Retour (brutal) aux mots sauvages
C’est un livre clair (clair comme il en est un obscur, ou une ligne) où le travail est souffrance, mais aussi dignité et respect.
C’est un livre que j’ai lu pour des raisons professionnelles : je travaille sur (ou à) la souffrance au travail. Il en est de mon métier disons : ce n’est ni nouveau ni agréable à regarder en face. Mais il le faut.
Ici, le style de l’auteur est tel qu’on ne sait pas exactement qui parle, est-ce lui ou est-ce Eric, est-ce un autre ou un nouveau ? On sait les participants, on sait la mère et le cadre bleu dans lequel le portrait du père d’un petit sourire; on sait la course à pied (dernier chapitre, comme dans un rêve) (le livre en compte 72, courts, percutants et, parfois donc, haletants…), on sait le travail.
ce que je vois de ma fenêtre (multicoloré)
On sait aussi le temps qui passe. On sait les enfants partis, la femme presque jalouse : et là, juste là, c’est là, juste que ça tient. Car c’est ainsi, ces deux-là s’aiment.
Juste là.
Parce que le travail ne s’exécute pas seulement sur un plateau, comme pourrait le penser (s’il pensait encore, mais il pense pourtant) l’homme au complet de velours lisse.
Rien ne nous dit que, de tout cela, par exemple au hasard, ni Michel, ni Thierry, ni Didier, ni Stéphane seraient partie prenante (non plus que Mick, Keith, Brian, Ian, Charly et Bill, ou même Ron).
Rien ne nous dit que, de tout cela, émane cette odeur de privatisation qui conduit à un « management par objectifs » ou un « management par le stress ». Rien ne nous cache cependant que de ces « ajustements structurels » surgiront des êtres humains qui, par la force des choses -personne n’est responsable : c’est donc que nous le sommes tous- ne verront qu’une seule issue : la fenêtre, le suicide, la mort.
Ce qui sauve sans doute notre héros, celui que nous suivons, peut-être, sans doute probablement, c’est ce « retour » qu’il pratique sur, avec, par et grâce au téléphone : rappeler, aller voir et retourner voir cette soeur et ce frère, et le cadeau fait par leur père et leur mère (un plateau marqué à son prénom, Eric, et une lumière multicolore).
De nos jours « télé » (-phones, -visions, -travail, -transmissions, -achats, -portations blablabla…), que restera-t-il à ceux qui auront été enfantés par ceux que nous avons, nous-mêmes, enfantés ? Sauront-ils que, de nos jours, nous ne faisions plus, sur nos sols, de guerres, mais que nous nous tuions pour tenter de garder et de donner à notre travail la dignité et la loyauté que nous en attendions en retour ? Et, de ce travail, sauront-ils s’abstraire pour, dans un splendide sublime, échapper à son arbitraire ?
Cet après-midi, je suis allé travailler.
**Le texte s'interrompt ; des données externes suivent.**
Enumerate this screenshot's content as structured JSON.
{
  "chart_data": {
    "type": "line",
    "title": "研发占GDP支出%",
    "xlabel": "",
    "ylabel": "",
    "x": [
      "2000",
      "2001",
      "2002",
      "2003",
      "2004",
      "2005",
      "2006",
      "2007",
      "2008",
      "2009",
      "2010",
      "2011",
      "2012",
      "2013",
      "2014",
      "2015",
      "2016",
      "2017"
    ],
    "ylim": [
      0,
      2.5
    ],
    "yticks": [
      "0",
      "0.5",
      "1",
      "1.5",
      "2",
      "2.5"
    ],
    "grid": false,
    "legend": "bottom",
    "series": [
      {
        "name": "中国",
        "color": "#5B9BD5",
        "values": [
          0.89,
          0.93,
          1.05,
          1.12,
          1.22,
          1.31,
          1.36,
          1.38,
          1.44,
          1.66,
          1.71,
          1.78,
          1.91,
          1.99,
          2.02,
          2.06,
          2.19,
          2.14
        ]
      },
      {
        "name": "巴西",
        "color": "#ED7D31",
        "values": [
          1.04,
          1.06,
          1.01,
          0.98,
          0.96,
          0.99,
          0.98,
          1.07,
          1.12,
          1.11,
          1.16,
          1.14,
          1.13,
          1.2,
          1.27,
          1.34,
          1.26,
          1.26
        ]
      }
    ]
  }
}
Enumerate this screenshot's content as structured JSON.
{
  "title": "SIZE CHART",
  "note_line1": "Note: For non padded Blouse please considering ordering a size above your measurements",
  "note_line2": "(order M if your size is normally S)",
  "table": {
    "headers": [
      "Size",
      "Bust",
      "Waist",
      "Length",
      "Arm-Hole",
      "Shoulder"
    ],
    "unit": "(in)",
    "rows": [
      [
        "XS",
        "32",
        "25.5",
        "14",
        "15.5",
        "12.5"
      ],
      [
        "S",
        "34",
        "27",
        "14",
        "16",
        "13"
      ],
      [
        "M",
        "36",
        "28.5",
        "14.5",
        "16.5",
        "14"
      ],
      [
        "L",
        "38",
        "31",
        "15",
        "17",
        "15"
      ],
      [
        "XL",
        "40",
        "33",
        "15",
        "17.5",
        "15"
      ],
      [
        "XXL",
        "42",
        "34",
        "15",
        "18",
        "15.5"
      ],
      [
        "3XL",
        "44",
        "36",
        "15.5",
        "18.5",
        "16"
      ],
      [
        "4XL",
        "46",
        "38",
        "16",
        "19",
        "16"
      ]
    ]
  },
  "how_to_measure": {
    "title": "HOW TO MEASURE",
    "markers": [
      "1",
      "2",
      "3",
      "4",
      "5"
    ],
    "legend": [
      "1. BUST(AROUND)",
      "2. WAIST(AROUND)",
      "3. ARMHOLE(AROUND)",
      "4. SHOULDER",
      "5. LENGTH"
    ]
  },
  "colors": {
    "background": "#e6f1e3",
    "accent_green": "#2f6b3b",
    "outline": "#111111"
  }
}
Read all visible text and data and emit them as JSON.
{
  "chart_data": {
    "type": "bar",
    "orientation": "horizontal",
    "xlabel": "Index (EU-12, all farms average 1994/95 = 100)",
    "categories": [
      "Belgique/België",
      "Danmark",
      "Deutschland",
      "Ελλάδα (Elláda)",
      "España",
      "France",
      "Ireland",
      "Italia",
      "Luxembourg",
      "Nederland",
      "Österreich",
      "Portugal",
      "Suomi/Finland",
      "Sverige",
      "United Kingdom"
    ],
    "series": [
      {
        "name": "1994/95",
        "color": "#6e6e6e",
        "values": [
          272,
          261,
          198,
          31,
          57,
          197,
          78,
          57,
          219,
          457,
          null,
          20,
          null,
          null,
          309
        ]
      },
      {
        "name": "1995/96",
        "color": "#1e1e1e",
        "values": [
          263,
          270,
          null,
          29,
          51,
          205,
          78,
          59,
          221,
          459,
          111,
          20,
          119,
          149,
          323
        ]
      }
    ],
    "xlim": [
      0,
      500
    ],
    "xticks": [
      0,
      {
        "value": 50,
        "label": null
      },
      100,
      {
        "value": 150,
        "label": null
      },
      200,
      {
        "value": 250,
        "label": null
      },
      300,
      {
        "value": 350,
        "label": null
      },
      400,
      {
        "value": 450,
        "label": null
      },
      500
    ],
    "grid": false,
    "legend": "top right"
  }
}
J’ai interrogé une douzaine de personnes, leur ai demandé ce qu’elles ont vu, entendu, retenu; ce qui leur a semblé intelligible.
Je sais bien, nous sommes dimanche. Je sais bien, c’est le lendemain de Noël. Ce matin, mes enfants, au bout du couloir, dormaient encore. Le travail. Oui.
Une coïncidence : ayant lu hier, à Bailleul, l’article calamiteux de Nancy Huston dans « Le Monde » du week-end, je retrouve ce que j’avais écrit sur le livre de Stig Dagerman (en octobre 2009 sur mon ancien blog « Le Chasse-clou ») et je mettais en parallèle ce qui se passait à l’époque chez France Télécom.
Thierry Beinstingel sait de quoi il écrit.
Tes cheminées sont violettes, peut-être ainsi moins violentes. La température de l’image, sans doute.